A herd of African forest elephants moves majestically through a tropical rainforest. With each step, they trample dense vegetation that, left untouched, would absorb and store the sun’s heat and warm the ground below. As they trample the plants, the sun’s rays instead reflect off the newly exposed ground, cooling the planet’s surface. The herd grazes. They clear away brush and excess foliage, reducing potential kindling for future wildfires and creating paths that act as natural fire breaks. The herd moves on, dispersing seeds through their dung which will grow into some of the largest carbon-absorbing trees in the forest. Elephants act as ecosystem landscapers, but that is not their only contribution to nature. New research indicates that forest elephants play an important role in mitigating climate change.

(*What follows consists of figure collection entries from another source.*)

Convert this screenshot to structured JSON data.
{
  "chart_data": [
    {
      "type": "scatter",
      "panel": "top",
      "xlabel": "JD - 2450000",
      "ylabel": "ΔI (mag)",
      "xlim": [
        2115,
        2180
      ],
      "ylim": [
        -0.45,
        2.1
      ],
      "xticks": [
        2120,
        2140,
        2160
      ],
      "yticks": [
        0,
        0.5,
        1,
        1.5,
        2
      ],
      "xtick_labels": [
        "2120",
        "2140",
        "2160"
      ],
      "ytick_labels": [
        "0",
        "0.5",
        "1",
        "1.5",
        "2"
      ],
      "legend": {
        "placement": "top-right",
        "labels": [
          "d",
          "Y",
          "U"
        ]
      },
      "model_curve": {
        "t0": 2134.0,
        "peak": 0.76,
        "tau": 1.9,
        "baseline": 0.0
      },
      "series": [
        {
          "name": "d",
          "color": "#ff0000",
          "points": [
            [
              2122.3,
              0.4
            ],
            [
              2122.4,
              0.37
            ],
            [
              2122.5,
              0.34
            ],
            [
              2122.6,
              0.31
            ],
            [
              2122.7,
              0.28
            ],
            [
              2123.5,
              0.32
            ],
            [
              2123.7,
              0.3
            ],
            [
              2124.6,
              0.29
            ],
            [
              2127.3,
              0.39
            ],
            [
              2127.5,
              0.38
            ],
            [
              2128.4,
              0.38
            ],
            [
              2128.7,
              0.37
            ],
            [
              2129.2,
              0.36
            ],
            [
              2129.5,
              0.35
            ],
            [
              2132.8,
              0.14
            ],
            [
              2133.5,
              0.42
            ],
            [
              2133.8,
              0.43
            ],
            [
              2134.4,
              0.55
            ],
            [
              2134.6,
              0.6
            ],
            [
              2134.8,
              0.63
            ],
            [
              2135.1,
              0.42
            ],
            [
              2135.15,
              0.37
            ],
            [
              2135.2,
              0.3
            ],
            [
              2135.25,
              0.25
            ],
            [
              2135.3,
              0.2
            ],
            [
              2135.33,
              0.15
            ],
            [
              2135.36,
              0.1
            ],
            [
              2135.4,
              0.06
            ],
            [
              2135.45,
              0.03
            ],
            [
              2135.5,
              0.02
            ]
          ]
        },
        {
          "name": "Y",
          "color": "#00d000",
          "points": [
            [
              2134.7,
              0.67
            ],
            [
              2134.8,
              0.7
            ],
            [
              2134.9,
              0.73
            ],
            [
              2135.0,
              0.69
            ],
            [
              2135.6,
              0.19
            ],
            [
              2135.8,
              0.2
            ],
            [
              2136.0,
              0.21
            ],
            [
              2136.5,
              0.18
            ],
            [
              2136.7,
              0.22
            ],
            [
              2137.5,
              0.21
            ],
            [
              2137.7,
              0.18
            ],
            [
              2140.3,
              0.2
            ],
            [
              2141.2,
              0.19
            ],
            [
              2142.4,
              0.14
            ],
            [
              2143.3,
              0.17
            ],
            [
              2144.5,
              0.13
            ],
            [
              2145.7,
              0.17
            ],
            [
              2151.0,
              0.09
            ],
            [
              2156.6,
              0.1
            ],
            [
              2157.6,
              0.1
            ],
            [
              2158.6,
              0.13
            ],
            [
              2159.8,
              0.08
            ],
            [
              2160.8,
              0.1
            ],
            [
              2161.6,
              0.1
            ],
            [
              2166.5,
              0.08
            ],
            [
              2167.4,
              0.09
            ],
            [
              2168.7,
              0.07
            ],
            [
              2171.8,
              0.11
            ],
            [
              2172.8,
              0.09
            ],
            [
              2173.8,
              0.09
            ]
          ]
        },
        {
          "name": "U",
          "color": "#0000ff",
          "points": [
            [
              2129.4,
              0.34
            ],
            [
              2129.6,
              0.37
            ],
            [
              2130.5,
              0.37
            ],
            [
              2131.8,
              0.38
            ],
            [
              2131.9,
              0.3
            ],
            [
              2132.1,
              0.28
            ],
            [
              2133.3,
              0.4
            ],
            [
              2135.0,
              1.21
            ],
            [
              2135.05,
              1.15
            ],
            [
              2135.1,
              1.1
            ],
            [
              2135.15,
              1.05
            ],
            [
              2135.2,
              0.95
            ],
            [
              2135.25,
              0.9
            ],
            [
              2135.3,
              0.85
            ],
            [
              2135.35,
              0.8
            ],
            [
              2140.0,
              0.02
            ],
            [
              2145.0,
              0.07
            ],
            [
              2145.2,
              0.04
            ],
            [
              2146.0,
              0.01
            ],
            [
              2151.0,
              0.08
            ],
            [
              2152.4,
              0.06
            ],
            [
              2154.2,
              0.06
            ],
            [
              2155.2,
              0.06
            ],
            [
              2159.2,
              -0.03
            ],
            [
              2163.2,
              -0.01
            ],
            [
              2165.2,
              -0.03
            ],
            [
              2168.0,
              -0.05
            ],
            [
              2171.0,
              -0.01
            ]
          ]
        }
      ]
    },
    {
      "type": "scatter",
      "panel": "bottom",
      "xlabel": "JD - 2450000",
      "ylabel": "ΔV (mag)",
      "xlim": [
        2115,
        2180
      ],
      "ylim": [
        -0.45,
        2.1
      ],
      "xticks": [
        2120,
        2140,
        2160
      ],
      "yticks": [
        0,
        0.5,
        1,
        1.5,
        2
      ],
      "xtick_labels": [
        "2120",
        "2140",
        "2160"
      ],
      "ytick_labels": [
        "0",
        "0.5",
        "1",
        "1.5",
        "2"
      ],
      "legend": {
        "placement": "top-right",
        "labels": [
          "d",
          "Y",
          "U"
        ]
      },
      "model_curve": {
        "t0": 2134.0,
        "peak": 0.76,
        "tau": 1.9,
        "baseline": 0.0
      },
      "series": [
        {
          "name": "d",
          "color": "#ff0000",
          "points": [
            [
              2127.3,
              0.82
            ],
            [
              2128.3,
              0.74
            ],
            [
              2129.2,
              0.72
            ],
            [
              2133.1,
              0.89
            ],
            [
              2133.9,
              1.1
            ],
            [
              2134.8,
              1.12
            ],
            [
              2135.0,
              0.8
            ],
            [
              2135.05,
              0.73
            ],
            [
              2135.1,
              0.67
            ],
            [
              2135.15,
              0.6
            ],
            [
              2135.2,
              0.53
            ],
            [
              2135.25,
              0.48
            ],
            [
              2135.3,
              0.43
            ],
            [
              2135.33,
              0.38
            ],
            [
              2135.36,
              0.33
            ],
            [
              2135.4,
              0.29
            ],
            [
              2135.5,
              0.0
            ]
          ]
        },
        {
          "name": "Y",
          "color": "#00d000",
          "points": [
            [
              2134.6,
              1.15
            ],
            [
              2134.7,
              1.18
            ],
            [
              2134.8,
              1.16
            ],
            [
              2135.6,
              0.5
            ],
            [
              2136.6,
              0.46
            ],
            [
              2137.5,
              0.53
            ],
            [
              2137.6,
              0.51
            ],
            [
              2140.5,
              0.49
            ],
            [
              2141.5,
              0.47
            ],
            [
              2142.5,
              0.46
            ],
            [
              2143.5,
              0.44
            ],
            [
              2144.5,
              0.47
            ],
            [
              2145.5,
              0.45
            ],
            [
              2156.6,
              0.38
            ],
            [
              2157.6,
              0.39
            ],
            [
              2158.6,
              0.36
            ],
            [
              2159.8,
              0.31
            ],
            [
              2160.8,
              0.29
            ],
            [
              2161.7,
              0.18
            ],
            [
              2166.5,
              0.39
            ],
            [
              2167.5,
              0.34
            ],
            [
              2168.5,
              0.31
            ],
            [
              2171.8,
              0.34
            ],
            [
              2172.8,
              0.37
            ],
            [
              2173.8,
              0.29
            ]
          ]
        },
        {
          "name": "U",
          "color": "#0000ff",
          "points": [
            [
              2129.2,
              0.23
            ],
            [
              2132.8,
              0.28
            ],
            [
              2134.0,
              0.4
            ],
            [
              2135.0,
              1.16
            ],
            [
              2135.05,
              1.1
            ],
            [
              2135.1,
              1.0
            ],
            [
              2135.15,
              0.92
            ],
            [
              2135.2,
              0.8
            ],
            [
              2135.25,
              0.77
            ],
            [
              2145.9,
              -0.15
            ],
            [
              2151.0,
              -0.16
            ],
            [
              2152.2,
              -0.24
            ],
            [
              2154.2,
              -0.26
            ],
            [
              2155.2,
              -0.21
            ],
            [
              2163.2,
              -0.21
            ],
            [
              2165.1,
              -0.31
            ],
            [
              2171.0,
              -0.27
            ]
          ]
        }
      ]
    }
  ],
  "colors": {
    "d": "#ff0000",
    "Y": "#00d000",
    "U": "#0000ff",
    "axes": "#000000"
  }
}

Much of the scientific knowledge on how large herbivores maintain biodiversity and contribute to carbon storage in their ecosystem comes from studying herbivores in the savanna. Far less is known about those dwelling in forests, like the African forest elephant. Dr. Stephen Blake, an assistant professor of biology at Saint Louis University, and his colleagues recently published a study documenting how the decline of forest elephants is expected to negatively impact carbon storage in African rainforests.
“Elephants are the gardeners of the forest,” says Blake. “They plant the forest with high carbon density trees and they get rid of the ‘weeds,’ which are the low carbon density trees. They do a tremendous amount of work maintaining the diversity of the forest.”
Forest elephants’ natural behavior and feeding preferences increase a forest’s capacity for carbon storage. They prefer leaves from faster-growing trees, which have lighter-weight wood (and therefore have lower carbon density), because they are more digestible and palatable. Carbon density is the amount of carbon measured in a particular type of vegetation or ecosystem; this helps scientists understand which environments (like rainforests) and plants (like trees with denser wood) absorb the most planet-warming carbon dioxide from the air, reducing the effects of climate change. Because they grow quickly, low carbon density trees tend to rise high and hog the sunlight from the plants below. By thinning the forest of low carbon density trees, elephants allow more sunlight to reach the high carbon density trees, which grow more slowly and absorb more carbon due to their heavier wood. Fruits from high carbon density trees are also a favorite of elephants, and the seeds from these various fruits are spread throughout the forest by elephants in their dung. This dispersal and fertilization of seeds fosters the growth of more high carbon density trees, boosting the forest’s ability to capture more carbon from the atmosphere.
Africa was once home to 10 million elephants. Tragically, they endured decades of ivory poaching, and today, human-elephant conflict and habitat loss are accelerating and putting them at risk. Fewer than 500,000 elephants remain today, with most groups living in isolated pockets. But forest elephant populations are especially fragile; in the last three decades, their numbers have plummeted by more than 85% and they are now listed as Critically Endangered. If forest elephants were to vanish, it would be especially devastating for Africa’s rainforests. Without forest elephants, Blake and his colleagues predict, the continent’s rainforests could experience a 6-9% decline in the forests’ ability to absorb carbon.
“The importance of forest elephants for climate mitigation must be taken seriously by policymakers to generate the support needed for elephant conservation,” says Blake. “The role of forest elephants in our global environment is too important to ignore.”
Conserving the forest elephants of the Congo Basin and West Africa is critical. In many areas, forest elephant populations are now so low that they are considered functionally extinct—meaning that they have no significant impact on the forest’s ecology.
“Elephants are protected under national and international law, and yet poaching continues,” says Blake. “These illegal killings must stop to prevent forest elephant extinction. Now we have a choice. As a global society, we can continue to hunt these highly social and intelligent animals and watch them become extinct, or we can find ways to stop this illegal activity.
“Save the elephants and help save the planet,” he says. “It really is that simple.”